Demo not working
Hi! The microphone is working (i see the audio wave) but there isn't any transcription generated when I speak.
This is the error I see in the browser console:
/api/spaces/by-subdomain/mistralai-voxtral-mini-realtime:1 Failed to load resource: the server responded with a status of 400 ()
Can be due to the server overload?
Yes indeed, we deployed the server with VLLM and it's getting a lot of requests. More than it can handle. Will switch to local processing in the future when possible.
I have this error, with my extensions + latest firefox version:
Cross-Origin Request Blocked: The Same Origin Policy disallows reading the remote resource at https://de5282c3ca0c.edge.sdk.awswaf.com/de5282c3ca0c/526cf06acb0d/report. (Reason: CORS request did not succeed). Status code: (null).
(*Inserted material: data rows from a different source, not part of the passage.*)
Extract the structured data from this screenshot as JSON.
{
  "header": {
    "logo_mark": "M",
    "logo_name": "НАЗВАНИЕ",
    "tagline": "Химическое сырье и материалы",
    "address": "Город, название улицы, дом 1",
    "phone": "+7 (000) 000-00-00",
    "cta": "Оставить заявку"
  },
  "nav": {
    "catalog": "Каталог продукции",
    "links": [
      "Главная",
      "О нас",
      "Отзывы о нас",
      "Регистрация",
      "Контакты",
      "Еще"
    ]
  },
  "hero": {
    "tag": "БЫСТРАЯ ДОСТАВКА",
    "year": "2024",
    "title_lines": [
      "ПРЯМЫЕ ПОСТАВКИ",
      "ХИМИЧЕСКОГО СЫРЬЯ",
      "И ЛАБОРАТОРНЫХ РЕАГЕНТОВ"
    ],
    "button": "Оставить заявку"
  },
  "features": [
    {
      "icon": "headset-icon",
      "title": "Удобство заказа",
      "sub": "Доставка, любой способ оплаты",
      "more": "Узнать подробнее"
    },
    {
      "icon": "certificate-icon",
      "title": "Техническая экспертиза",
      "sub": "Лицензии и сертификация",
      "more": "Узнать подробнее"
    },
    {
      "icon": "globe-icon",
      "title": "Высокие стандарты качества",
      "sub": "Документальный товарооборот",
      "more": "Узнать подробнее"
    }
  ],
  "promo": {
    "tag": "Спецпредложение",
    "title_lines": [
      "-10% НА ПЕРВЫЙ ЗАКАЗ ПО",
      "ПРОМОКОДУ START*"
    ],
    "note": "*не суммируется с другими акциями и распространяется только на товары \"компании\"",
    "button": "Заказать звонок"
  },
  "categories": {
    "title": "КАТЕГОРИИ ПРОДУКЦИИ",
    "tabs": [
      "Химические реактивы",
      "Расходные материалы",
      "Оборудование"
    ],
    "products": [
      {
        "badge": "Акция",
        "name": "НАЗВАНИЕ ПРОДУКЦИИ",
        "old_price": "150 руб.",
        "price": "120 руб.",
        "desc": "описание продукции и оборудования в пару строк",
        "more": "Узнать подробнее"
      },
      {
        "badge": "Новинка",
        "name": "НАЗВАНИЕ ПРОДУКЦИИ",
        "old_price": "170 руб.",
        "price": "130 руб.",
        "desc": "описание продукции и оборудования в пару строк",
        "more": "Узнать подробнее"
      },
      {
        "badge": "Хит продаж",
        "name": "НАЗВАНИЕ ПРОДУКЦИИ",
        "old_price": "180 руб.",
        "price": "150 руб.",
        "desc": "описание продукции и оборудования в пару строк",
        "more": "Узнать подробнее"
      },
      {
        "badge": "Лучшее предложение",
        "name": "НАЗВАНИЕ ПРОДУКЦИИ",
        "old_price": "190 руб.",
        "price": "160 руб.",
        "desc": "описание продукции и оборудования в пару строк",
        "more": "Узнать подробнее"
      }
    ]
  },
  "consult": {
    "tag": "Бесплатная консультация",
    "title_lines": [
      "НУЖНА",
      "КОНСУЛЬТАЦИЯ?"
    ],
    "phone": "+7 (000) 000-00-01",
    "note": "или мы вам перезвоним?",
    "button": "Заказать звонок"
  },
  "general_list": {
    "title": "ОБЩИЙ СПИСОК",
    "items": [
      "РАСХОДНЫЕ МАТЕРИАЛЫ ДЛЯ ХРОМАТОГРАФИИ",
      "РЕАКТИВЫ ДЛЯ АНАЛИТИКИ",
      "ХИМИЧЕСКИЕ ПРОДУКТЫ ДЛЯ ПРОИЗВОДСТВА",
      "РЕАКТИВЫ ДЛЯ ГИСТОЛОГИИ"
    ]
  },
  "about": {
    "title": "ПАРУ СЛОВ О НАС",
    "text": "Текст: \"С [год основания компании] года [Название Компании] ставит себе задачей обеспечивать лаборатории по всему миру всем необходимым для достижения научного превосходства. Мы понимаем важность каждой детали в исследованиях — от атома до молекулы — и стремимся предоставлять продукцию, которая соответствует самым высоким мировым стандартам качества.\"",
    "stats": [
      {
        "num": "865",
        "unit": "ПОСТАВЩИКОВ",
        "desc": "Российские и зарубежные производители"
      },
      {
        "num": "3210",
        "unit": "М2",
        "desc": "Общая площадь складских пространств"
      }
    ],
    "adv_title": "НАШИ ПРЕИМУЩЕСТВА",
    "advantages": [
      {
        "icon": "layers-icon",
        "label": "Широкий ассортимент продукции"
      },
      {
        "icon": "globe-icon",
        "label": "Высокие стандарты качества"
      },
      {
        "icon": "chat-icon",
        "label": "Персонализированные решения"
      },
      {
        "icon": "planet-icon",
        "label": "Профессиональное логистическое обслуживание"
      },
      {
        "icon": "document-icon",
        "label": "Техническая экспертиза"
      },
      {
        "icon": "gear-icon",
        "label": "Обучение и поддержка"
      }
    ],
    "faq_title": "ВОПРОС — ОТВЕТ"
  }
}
Cross-Origin Request Blocked: The Same Origin Policy disallows reading the remote resource at https://de5282c3ca0c.edge.sdk.awswaf.com/de5282c3ca0c/526cf06acb0d/telemetry. (Reason: CORS request did not succeed). Status code: (null).
Without, it's still not working..
On another browser (Safari latest version), not working also ๐ฅ
The safari console:
[Error] Failed to load resource: the server responded with a status of 400 () (mistralai-voxtral-mini-realtime, line 0)
Blocked a frame with origin "https://huggingface.co" from accessing a frame with origin "https://mistralai-voxtral-mini-realtime.hf.space". Protocols, domains, and ports must match.
Yes indeed, we deployed the server with VLLM and it's getting a lot of requests. More than it can handle. Will switch to local processing in the future when possible.
You should add AVD and debounce ms options for optional latency. I see demo send data every second even when I don't speak.
A WebGPU version will be coming once the implementation is done in transformers/transformers.js
In the meantime, went back to API.
Hi! I'm trying to use this realtime with an audio that switches between English, Korean, and Japanese. It get's stuck on the English and doesn't language switch
Hi! I'm trying to use this realtime with an audio that switches between English, Korean, and Japanese. It get's stuck on the English and doesn't language switch
agree, I have tried talking in English then Chinese. It stops transcribing when I switch to Chinese.
Right, noticed the same.
Switching between latin languages works, but not between languages with different alphabets. English and French works both independently and together but English and Chinese only work when used independently.
To explain why the space failed, the VLLM endpoint could have roughly 50 users at the same time but the space had 80K users in a day.
There was no other way than switch to API.
When a transformers.js implementation is available we'll switch back/
Any idea how possible it is to get the switching to work across alphabets? Is it just the model itself that it was trained on?
Any idea how possible it is to get the switching to work across alphabets? Is it just the model itself that it was trained on?
I would fine-tune the model to achieve that. I'm not in the science team, but my guess is that it's attention on the text decoder. Since they work alone, but not when in the same sentence.
Since this seems resolved, will be closing!